Dağınıklığı sevmediğin için evimin her bir köşesini topluyor, uyduruk ikinci el dükkanlardan çakma marka logolu kıyafetlerden stokluyor ve kirazlı bir nemlendirici bile kullanıyorum ayrıca bu lanet bölümün derslerine katılmaya da devam ediyorum.
Yine de sana bir düşmanlığım yok bilirsin benim senden başka pek kimsem de yok. Keşke yanımda olsaydın çünkü kapalı kutunun teki olmama rağmen seninle konuşmaya çok ihtiyaç duyuyorum.
Bölümümdeki gençler olması gerektiği gibi, yirmilerinin başındaki her grupta olduğu gibi onlar da kendi aralarında gruplaşıyor, geziyorlar bazı geceler içmeye çıkıyorlar ve eğleniyorlar.

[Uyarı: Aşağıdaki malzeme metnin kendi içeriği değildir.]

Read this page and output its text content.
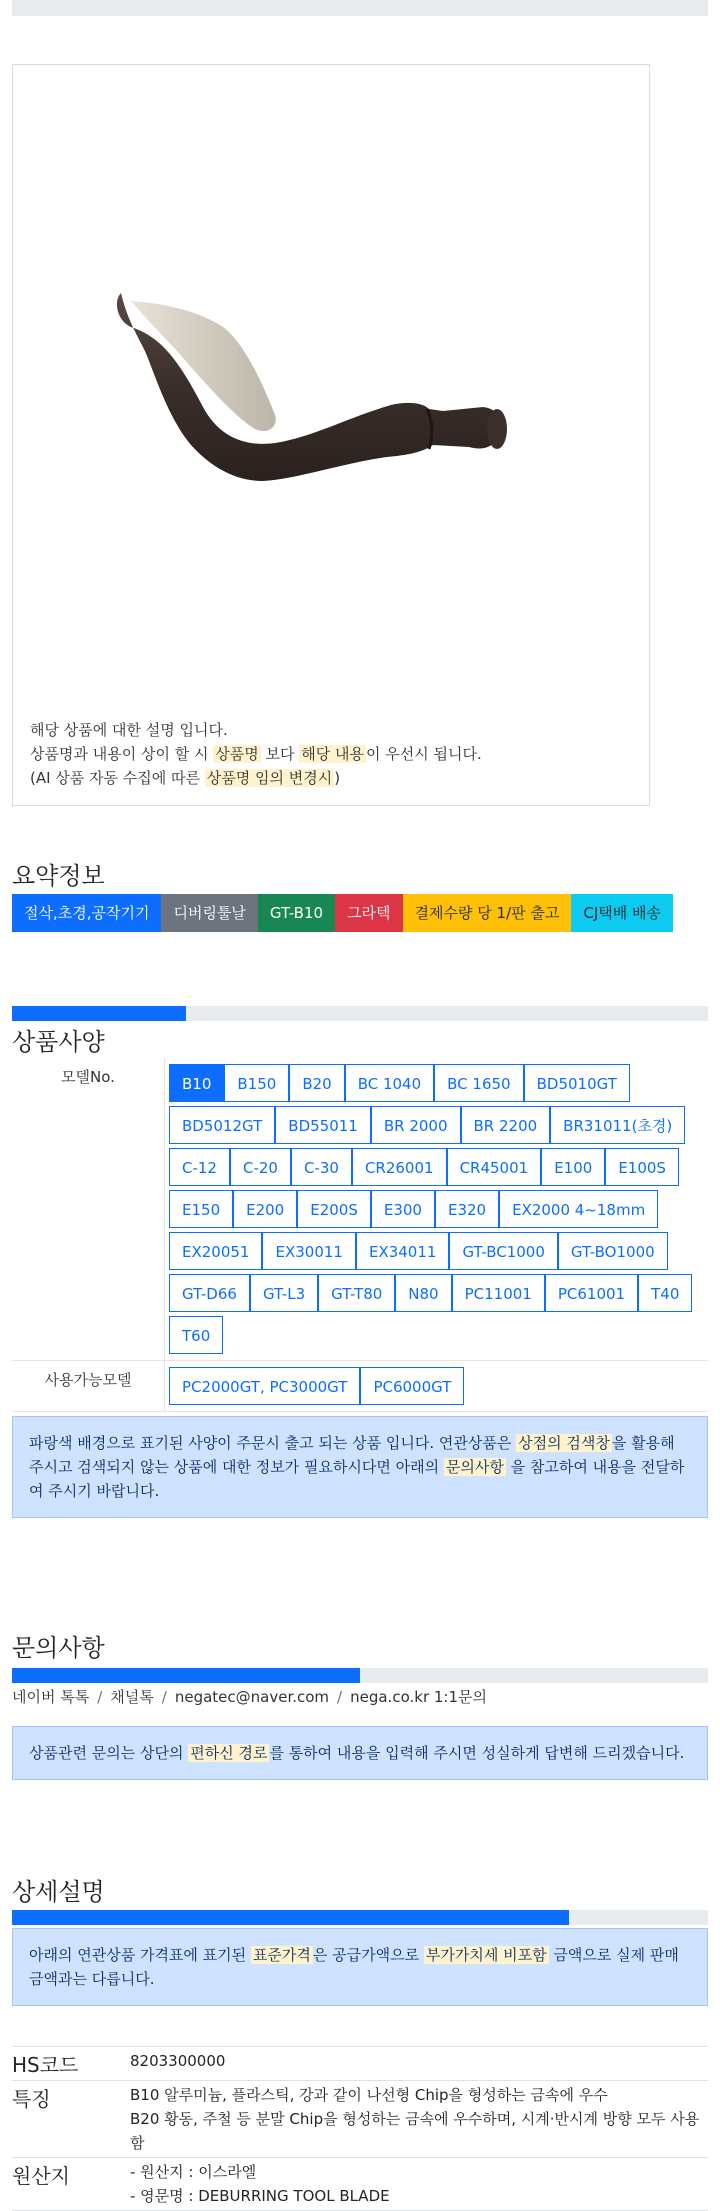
해당 상품에 대한 설명 입니다.
상품명과 내용이 상이 할 시 상품명 보다 해당 내용 이 우선시 됩니다.
(AI 상품 자동 수집에 따른 상품명 임의 변경시 )
요약정보
절삭,초경,공작기기	디버링툴날	GT-B10	그라텍	결제수량 당 1/판 출고	CJ택배 배송
상품사양
모델No.	B10	B150	B20	BC 1040	BC 1650	BD5010GT
BD5012GT	BD55011	BR 2000	BR 2200	BR31011(초경)
C-12	C-20	C-30	CR26001	CR45001	E100	E100S
E150	E200	E200S	E300	E320	EX2000 4~18mm
EX20051	EX30011	EX34011	GT-BC1000	GT-BO1000
GT-D66	GT-L3	GT-T80	N80	PC11001	PC61001	T40
T60
사용가능모델	PC2000GT, PC3000GT	PC6000GT
파랑색 배경으로 표기된 사양이 주문시 출고 되는 상품 입니다. 연관상품은 상점의 검색창 을 활용해 주시고 검색되지 않는 상품에 대한 정보가 필요하시다면 아래의 문의사항 을 참고하여 내용을 전달하여 주시기 바랍니다.
문의사항
네이버 톡톡 / 채널톡 / negatec@naver.com / nega.co.kr 1:1문의
상품관련 문의는 상단의 편하신 경로 를 통하여 내용을 입력해 주시면 성실하게 답변해 드리겠습니다.
상세설명
아래의 연관상품 가격표에 표기된 표준가격 은 공급가액으로 부가가치세 비포함 금액으로 실제 판매금액과는 다릅니다.
HS코드	8203300000
특징	B10 알루미늄, 플라스틱, 강과 같이 나선형 Chip을 형성하는 금속에 우수
B20 황동, 주철 등 분말 Chip을 형성하는 금속에 우수하며, 시계·반시계 방향 모두 사용함
원산지	- 원산지 : 이스라엘
- 영문명 : DEBURRING TOOL BLADE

Öyle olmadığını söylüyorum ama onları çok kıskanıyorum sanırım... kıskanmaya pek hakkım yok çünkü benimle konuşmaya çalışanları ben kendim ittim ve antipatik davrandım, bu yüzden beni bir yerlere çağırmamakta haklılar yine de onları imrenerek izlemekten kendimi alıkoyamıyorum.
Onlar çoktan güneşlerini bulmuş gibi parlıyorlar... bizim hep aradığımız gibi.
Burada olsan sanıyorum ki bölümün en popülerlerinden olurdun, muhtemelen ben de biraz geride kalıp tek arkadaşını paylaşmak için fazla kıskanç olan asosyal çocuk olurdum. Her şeye rağmen burada olmanı isterdim, biliyorsun.